Complicating matters for hoteliers is how luxury travelers are planning ahead — as in, they’re not. Blame political instability and market fluctuations: Wealthy travellers are no longer booking vacations the way they used to. Year-ahead plans have become last-minute jaunts. August occupancy may look soft on the Amalfi Coast this year, but it remains to be seen whether it rebounds at the last minute.

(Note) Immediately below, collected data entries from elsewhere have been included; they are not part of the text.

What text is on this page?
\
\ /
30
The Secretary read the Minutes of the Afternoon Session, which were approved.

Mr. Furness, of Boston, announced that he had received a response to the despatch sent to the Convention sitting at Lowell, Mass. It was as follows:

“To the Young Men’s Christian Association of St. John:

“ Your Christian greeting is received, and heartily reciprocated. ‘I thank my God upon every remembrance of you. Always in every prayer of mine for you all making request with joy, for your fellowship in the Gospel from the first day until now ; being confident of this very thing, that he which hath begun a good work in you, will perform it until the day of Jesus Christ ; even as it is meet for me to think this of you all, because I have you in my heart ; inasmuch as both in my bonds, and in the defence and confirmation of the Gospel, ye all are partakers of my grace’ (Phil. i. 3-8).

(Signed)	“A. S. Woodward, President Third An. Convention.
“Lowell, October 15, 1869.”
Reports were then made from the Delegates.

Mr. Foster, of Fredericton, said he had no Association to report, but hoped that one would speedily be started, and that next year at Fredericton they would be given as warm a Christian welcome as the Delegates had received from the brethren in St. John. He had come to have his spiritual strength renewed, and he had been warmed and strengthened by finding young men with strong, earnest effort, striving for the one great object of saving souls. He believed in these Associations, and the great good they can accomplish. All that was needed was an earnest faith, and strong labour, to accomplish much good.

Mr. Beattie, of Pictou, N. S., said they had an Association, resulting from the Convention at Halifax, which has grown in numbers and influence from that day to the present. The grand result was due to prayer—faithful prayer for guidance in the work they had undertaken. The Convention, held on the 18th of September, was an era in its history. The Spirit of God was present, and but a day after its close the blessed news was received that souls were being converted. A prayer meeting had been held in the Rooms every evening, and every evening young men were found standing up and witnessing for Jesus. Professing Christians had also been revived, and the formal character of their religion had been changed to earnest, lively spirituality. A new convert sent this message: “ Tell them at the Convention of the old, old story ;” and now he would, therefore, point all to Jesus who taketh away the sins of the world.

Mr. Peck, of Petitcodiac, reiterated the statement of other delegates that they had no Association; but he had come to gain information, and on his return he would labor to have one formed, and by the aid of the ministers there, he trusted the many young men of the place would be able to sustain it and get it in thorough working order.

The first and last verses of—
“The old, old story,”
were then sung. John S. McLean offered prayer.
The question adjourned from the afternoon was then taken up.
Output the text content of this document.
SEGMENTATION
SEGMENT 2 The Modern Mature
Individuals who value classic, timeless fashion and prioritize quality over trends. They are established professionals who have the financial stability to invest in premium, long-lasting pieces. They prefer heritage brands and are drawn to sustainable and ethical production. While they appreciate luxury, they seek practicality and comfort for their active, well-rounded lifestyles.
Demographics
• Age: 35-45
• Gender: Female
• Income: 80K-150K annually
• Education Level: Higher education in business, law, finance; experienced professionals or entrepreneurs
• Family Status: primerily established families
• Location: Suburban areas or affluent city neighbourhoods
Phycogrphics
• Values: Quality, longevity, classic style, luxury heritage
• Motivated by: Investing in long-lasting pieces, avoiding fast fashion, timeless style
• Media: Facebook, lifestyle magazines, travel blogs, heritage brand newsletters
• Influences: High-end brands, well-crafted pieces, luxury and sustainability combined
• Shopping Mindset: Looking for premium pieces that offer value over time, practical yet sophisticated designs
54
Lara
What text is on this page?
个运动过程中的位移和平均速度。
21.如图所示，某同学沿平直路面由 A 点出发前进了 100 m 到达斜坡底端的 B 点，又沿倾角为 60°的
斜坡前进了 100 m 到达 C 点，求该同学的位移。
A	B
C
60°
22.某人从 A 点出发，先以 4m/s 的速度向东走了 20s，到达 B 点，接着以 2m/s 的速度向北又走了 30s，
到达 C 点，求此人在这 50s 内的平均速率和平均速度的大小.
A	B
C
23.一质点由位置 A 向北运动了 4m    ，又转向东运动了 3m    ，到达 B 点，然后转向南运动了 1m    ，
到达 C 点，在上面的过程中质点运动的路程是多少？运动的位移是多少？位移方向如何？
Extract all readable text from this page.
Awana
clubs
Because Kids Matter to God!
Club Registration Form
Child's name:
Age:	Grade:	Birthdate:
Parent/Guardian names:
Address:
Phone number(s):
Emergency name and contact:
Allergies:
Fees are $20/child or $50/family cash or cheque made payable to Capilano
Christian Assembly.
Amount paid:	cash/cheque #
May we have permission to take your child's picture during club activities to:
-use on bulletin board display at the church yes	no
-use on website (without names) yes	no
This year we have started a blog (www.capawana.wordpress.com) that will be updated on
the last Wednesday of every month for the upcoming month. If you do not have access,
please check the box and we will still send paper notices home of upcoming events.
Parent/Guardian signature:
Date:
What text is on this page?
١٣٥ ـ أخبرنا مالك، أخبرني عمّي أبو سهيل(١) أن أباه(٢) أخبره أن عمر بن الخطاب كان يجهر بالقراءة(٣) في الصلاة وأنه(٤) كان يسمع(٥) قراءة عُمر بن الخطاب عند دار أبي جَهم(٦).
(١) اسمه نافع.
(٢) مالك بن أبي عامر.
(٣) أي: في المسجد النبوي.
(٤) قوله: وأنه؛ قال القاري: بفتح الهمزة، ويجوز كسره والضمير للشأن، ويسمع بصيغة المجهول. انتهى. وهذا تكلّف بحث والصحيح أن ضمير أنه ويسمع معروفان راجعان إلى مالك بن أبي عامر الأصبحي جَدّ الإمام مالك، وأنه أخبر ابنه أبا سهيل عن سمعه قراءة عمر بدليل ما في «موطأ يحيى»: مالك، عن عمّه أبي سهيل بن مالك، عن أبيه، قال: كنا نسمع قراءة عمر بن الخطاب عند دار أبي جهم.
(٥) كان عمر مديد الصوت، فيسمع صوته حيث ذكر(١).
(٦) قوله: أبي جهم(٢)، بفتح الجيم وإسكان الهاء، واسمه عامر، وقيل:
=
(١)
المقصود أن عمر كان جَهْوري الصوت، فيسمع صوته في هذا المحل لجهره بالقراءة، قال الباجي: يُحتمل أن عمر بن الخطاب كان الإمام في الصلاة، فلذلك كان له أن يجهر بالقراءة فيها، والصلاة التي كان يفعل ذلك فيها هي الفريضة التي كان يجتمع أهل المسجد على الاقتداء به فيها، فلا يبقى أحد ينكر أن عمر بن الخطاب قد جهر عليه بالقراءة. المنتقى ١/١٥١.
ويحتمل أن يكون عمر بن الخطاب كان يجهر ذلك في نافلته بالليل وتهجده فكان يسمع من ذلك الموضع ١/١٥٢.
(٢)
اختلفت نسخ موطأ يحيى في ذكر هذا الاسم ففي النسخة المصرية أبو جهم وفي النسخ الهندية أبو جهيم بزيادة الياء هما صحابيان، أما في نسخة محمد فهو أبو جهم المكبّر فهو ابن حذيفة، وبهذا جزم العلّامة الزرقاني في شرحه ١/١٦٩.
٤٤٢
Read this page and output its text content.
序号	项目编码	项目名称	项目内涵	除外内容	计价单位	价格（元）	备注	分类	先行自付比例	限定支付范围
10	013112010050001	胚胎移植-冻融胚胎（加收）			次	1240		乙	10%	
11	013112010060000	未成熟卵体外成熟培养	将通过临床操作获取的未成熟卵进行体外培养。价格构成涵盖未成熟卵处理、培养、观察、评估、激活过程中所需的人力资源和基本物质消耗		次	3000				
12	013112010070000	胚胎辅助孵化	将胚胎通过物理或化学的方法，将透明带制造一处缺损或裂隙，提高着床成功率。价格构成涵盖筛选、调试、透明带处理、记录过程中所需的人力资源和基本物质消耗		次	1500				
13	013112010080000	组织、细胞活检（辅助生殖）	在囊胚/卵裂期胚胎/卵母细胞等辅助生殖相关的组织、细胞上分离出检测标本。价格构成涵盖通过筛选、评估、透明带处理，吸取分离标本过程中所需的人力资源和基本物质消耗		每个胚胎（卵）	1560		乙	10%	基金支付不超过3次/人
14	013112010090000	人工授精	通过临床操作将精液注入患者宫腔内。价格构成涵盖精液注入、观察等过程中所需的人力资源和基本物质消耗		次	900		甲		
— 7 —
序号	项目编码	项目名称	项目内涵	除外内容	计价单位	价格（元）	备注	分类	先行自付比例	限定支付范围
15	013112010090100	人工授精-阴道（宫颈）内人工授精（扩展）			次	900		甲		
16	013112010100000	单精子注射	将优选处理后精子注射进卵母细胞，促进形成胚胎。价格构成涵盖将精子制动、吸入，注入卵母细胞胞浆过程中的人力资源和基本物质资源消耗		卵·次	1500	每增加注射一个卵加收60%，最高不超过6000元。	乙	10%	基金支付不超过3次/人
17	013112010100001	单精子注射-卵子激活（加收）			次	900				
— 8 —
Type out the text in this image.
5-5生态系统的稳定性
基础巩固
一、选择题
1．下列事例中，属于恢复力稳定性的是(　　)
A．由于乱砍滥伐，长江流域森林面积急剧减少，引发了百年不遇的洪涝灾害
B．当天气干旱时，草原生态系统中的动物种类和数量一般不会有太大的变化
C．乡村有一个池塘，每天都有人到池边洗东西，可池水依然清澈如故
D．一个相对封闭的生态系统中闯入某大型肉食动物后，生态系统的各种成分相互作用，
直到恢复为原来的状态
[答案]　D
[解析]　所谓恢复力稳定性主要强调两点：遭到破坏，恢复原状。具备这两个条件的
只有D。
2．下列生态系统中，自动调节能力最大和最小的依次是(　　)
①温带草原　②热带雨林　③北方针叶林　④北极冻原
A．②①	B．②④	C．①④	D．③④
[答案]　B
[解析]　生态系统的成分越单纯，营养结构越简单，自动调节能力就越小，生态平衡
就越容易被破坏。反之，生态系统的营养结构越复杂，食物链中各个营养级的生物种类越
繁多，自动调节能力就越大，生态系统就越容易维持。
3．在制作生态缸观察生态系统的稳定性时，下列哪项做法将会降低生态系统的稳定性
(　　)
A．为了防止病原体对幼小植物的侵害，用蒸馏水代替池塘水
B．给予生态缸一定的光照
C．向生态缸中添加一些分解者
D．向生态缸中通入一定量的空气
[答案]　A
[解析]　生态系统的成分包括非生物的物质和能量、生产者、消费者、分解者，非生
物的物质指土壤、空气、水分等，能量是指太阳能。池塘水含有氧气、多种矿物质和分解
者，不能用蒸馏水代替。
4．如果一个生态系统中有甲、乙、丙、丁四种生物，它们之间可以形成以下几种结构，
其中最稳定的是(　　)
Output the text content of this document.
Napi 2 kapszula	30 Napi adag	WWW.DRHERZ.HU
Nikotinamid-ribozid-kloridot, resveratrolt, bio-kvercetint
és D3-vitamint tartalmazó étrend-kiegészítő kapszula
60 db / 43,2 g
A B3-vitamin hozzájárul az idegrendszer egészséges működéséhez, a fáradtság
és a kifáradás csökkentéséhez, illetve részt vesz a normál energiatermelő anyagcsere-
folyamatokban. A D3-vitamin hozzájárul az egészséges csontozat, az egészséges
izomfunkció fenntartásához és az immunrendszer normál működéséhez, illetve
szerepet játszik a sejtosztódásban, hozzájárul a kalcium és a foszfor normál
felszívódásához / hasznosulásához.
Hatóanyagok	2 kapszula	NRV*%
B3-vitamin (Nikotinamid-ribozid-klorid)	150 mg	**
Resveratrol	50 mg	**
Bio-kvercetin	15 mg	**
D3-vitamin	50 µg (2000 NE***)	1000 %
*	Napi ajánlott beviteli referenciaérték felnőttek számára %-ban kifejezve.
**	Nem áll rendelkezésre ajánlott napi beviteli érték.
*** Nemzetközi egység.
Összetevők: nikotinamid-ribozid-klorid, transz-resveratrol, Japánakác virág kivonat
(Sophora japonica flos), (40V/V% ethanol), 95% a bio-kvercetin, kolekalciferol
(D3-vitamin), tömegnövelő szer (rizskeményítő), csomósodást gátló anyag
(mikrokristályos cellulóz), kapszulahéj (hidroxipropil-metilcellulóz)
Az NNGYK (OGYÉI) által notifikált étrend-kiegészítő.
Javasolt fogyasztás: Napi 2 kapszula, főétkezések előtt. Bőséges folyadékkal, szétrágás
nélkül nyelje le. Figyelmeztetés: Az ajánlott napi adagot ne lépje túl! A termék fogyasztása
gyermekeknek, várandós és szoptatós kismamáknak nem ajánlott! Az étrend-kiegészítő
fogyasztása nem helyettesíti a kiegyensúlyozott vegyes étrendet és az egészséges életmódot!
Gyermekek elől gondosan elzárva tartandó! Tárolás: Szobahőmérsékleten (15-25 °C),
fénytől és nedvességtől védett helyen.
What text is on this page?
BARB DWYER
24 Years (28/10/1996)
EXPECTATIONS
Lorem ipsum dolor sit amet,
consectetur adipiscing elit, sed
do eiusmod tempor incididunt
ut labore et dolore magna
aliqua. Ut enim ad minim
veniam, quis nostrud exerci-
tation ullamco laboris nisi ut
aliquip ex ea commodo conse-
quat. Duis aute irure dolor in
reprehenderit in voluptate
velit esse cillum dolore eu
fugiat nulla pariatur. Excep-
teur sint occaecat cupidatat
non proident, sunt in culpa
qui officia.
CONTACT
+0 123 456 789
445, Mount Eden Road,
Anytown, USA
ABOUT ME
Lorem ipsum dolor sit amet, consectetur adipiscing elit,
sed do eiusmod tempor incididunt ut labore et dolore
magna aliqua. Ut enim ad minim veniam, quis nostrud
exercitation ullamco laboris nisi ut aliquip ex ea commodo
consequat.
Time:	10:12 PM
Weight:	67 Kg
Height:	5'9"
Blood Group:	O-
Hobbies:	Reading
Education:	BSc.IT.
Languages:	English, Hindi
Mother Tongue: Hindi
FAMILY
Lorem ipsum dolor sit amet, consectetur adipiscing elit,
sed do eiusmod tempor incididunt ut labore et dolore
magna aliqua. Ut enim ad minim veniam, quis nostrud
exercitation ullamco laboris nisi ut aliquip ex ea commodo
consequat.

Then there’s the matter of dynamic pricing. Taking a cue from airlines, hotels increasingly rely on dynamic pricing to set rates based on fluctuating demand and availability. “We will book a client at one rate, then the hotel has cancellations and the client sees a different rate online,” Lavery tells me. “It makes consumers feel like they have to play a game.” Why anyone thinks this is a good idea is beyond me. Travellers hate the airline industry, in no small part because of its infuriating pricing model.